L’année 2026 s’ouvre dans un contexte budgétaire particulier. Faute d’accord parlementaire avant le 31 décembre 2025, la loi de finances a finalement été adoptée mi-janvier.
Fiscalité, location, financement, rénovation énergétique… Tour d’horizon des principales évolutions réglementaires à connaître cette année, en commençant par le dispositif « Relance logement » Jeanbrun.
Un nouveau dispositif pour relancer l’investissement locatif :
« Relance Logement » Jeanbrun
La loi de finances 2026 introduit une mesure majeure publiée au Journal officiel le 20 février 2026 en faveur du logement, avec pour objectif de relancer l’investissement locatif sur l’ensemble du territoire.

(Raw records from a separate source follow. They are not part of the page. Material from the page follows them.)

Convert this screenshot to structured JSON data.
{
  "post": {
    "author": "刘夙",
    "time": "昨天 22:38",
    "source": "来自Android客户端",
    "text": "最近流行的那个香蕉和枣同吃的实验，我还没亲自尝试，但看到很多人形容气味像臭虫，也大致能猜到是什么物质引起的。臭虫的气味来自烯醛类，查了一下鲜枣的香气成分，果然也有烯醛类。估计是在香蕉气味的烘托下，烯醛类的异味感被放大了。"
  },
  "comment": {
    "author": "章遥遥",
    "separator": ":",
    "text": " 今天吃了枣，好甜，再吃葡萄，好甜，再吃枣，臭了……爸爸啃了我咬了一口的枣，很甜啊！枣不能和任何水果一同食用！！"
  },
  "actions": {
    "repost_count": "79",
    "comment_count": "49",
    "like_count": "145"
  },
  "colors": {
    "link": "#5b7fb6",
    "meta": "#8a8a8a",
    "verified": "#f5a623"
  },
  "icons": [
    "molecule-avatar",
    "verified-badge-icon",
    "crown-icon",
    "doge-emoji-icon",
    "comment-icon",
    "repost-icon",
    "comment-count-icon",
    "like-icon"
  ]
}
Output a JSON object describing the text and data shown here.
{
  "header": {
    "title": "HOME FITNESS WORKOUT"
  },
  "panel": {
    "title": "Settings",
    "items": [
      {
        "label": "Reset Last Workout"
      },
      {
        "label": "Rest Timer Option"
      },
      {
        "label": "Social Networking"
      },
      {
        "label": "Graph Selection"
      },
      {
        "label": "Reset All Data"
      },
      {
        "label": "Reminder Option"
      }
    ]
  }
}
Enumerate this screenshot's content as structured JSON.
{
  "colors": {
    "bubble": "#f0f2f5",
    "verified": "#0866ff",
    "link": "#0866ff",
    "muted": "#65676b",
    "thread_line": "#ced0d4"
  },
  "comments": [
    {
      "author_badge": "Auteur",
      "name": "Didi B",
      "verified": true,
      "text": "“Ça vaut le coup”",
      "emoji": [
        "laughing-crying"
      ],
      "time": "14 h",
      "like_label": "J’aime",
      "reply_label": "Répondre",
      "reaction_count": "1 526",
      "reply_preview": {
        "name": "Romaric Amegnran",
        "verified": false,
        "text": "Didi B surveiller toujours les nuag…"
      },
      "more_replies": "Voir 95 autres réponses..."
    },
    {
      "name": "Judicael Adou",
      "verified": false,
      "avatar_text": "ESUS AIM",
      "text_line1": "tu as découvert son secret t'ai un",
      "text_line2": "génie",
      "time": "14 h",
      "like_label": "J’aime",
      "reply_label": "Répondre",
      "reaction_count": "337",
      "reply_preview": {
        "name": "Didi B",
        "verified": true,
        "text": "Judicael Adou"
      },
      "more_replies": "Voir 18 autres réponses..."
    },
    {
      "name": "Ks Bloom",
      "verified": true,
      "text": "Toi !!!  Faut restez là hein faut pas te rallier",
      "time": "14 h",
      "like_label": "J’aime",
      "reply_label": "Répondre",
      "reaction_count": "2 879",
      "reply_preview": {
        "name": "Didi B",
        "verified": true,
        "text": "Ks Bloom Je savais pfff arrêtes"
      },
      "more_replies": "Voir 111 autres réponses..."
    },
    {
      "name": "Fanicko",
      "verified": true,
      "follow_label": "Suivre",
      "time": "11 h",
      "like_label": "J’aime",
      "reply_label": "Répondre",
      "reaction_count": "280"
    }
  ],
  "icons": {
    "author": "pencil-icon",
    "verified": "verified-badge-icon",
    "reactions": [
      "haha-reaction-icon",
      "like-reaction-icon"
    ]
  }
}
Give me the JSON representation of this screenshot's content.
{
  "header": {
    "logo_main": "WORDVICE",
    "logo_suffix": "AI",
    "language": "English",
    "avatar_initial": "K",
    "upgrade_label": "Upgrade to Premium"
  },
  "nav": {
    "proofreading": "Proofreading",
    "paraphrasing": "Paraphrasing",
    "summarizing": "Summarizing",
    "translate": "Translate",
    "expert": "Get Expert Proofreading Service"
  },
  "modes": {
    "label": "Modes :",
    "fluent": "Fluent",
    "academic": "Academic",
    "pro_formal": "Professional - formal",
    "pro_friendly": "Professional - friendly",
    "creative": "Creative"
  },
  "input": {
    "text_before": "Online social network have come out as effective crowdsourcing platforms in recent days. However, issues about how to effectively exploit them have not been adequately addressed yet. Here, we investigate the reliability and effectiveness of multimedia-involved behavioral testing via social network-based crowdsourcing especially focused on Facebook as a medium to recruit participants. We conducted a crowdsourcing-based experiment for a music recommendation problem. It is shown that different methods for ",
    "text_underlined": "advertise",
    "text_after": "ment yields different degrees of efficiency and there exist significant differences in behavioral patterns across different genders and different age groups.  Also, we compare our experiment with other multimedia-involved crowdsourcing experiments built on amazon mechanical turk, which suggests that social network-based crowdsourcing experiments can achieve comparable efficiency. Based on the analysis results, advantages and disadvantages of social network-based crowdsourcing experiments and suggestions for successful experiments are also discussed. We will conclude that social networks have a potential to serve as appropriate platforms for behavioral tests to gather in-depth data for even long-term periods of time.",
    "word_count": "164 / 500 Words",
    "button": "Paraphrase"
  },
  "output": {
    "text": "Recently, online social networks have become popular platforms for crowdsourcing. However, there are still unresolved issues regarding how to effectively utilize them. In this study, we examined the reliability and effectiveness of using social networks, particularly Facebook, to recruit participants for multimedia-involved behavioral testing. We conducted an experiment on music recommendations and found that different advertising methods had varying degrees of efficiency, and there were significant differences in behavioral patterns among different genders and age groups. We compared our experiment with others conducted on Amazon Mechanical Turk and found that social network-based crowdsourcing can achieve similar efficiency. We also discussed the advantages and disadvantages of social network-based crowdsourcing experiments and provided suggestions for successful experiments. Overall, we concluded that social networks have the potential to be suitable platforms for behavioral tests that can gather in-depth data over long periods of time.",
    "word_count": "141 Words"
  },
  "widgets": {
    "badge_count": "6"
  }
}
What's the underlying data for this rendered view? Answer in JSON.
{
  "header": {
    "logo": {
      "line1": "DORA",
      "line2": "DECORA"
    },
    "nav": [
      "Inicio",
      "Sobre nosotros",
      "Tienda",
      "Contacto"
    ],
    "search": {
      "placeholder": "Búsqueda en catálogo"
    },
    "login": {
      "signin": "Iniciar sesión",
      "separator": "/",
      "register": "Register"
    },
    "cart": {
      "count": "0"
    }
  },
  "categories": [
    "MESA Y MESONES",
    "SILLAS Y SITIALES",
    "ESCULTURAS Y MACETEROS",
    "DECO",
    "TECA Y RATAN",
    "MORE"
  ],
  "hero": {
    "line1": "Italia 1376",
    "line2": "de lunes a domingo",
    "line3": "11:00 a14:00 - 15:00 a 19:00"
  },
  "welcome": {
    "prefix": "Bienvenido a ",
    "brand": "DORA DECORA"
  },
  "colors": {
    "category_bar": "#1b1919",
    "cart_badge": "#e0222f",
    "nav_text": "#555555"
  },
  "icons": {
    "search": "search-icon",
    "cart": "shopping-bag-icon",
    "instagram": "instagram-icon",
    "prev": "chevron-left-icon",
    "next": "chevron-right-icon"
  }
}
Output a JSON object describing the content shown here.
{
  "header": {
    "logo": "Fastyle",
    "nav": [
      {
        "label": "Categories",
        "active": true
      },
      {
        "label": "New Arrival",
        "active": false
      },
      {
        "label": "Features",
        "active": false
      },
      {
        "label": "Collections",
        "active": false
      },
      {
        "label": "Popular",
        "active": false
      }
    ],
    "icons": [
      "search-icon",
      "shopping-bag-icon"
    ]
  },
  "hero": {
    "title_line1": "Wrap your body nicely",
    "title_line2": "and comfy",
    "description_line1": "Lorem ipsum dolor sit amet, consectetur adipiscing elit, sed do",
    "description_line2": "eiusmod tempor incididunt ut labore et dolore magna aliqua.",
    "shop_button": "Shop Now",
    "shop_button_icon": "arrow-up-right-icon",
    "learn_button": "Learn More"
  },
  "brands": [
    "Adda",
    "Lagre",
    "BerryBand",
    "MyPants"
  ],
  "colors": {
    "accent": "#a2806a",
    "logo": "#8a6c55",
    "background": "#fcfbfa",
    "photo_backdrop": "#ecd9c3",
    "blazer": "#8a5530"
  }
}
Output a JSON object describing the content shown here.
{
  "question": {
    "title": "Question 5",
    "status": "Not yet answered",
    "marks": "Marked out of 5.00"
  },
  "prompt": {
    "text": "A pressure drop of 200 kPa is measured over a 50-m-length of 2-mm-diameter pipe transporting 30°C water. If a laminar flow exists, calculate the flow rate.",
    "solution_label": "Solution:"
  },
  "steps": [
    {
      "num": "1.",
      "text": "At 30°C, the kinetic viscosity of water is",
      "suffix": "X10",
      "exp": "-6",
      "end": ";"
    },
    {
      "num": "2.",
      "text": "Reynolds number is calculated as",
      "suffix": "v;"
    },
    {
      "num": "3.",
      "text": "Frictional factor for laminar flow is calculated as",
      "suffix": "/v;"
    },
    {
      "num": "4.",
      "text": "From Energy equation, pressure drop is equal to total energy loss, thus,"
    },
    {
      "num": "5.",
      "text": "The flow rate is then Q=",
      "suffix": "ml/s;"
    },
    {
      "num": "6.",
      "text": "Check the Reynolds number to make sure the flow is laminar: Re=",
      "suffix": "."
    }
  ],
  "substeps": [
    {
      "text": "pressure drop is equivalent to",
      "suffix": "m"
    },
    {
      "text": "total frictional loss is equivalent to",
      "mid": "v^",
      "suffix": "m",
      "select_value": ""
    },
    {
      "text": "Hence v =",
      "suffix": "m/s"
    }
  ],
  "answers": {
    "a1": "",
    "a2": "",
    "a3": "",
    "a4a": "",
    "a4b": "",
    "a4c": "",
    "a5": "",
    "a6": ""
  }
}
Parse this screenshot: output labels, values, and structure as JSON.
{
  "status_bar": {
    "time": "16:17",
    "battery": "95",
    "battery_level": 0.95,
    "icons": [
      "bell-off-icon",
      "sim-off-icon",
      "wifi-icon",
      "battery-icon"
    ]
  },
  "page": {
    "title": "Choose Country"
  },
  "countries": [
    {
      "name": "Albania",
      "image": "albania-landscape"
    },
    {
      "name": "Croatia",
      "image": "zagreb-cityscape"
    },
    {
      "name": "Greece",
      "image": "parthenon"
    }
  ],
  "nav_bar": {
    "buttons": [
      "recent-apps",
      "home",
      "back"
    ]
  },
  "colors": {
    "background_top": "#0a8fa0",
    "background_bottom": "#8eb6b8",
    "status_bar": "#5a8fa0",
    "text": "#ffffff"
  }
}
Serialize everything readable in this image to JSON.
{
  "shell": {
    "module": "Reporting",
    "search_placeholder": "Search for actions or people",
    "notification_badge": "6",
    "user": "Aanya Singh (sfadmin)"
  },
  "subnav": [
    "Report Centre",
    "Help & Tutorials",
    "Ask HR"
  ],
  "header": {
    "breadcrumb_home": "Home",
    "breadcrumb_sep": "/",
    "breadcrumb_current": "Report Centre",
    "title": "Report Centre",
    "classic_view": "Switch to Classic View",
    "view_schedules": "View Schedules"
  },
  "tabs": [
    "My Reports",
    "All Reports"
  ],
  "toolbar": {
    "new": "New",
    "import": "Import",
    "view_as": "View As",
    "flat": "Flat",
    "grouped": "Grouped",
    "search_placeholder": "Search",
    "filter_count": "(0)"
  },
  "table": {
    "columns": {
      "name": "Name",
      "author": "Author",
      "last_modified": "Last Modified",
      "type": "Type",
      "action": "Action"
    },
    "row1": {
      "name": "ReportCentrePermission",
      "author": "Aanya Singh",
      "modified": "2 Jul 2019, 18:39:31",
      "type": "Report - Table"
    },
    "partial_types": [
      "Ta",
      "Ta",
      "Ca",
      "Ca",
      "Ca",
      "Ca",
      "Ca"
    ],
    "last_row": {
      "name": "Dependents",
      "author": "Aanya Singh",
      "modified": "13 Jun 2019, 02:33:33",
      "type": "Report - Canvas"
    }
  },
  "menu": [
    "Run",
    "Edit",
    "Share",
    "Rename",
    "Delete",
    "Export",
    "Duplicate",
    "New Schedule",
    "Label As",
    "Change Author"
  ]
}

Ce nouveau dispositif fiscal, destiné aux particuliers, vise à stimuler l’offre de logements locatifs en encourageant les propriétaires bailleurs à investir. Ce dispositif s’applique aux logements acquis entre le 1er janvier 2026 et le 31 décembre 2028 inclus. En contrepartie d’un engagement de location, ces derniers pourront bénéficier d’avantages fiscaux significatifs.
Le dispositif s’applique aux acquisitions de logements collectifs situés sur tout le territoire, qu’il s’agisse de biens neufs ou de logements anciens à rénover ( A condition de réaliser des travaux représentant au moins 30 % de la valeur du bien ). Les biens concernés devront être loués en location nue à usage de résidence principale pour une durée minimale de 9 ans.
Sur le plan fiscal, le mécanisme permet au bailleur de déduire des loyers perçus plusieurs charges, notamment :
le montant des travaux réalisés,
les intérêts d’emprunt,
la taxe foncière,
et surtout l’amortissement du bien.
Taux d’amortissement applicables
1. Logements neufs
Pour les biens acquis dans le neuf, les taux d’amortissement sont les suivants :
3,5 % par an, dans la limite de 8 000 €, lorsque le logement est loué à un loyer intermédiaire.
4,5 % par an, plafonné à 10 000 €, lorsque au moins 50 % des revenus bruts provenant des logements bénéficiant de l’amortissement sont issus de la location sociale.
5,5 % par an, plafonné à 12 000 €, lorsque au moins 50 % des revenus bruts concernés proviennent de la location très sociale.
2. Logements anciens
Pour les biens acquis dans l’ancien (avec travaux le cas échéant), les taux applicables sont :
3 % par an, dans la limite de 8 000 €, pour un logement loué à un loyer intermédiaire.
3,5 % par an, plafonné à 10 000 €, lorsque au moins 50 % des revenus bruts issus des logements bénéficiant de l’amortissement relèvent de la location sociale.
4 % par an, plafonné à 12 000 €, lorsque au moins 50 % des revenus bruts concernés sont affectés à la location très sociale.
Pour rappel dans le cadre d’un logement conventionné avec l’ANAH, un loyer intermédiaire est inférieur de 15 % par rapport au loyer de marché observé sur la commune du logement, un loyer social de 30 % et un loyer très social de 45 %.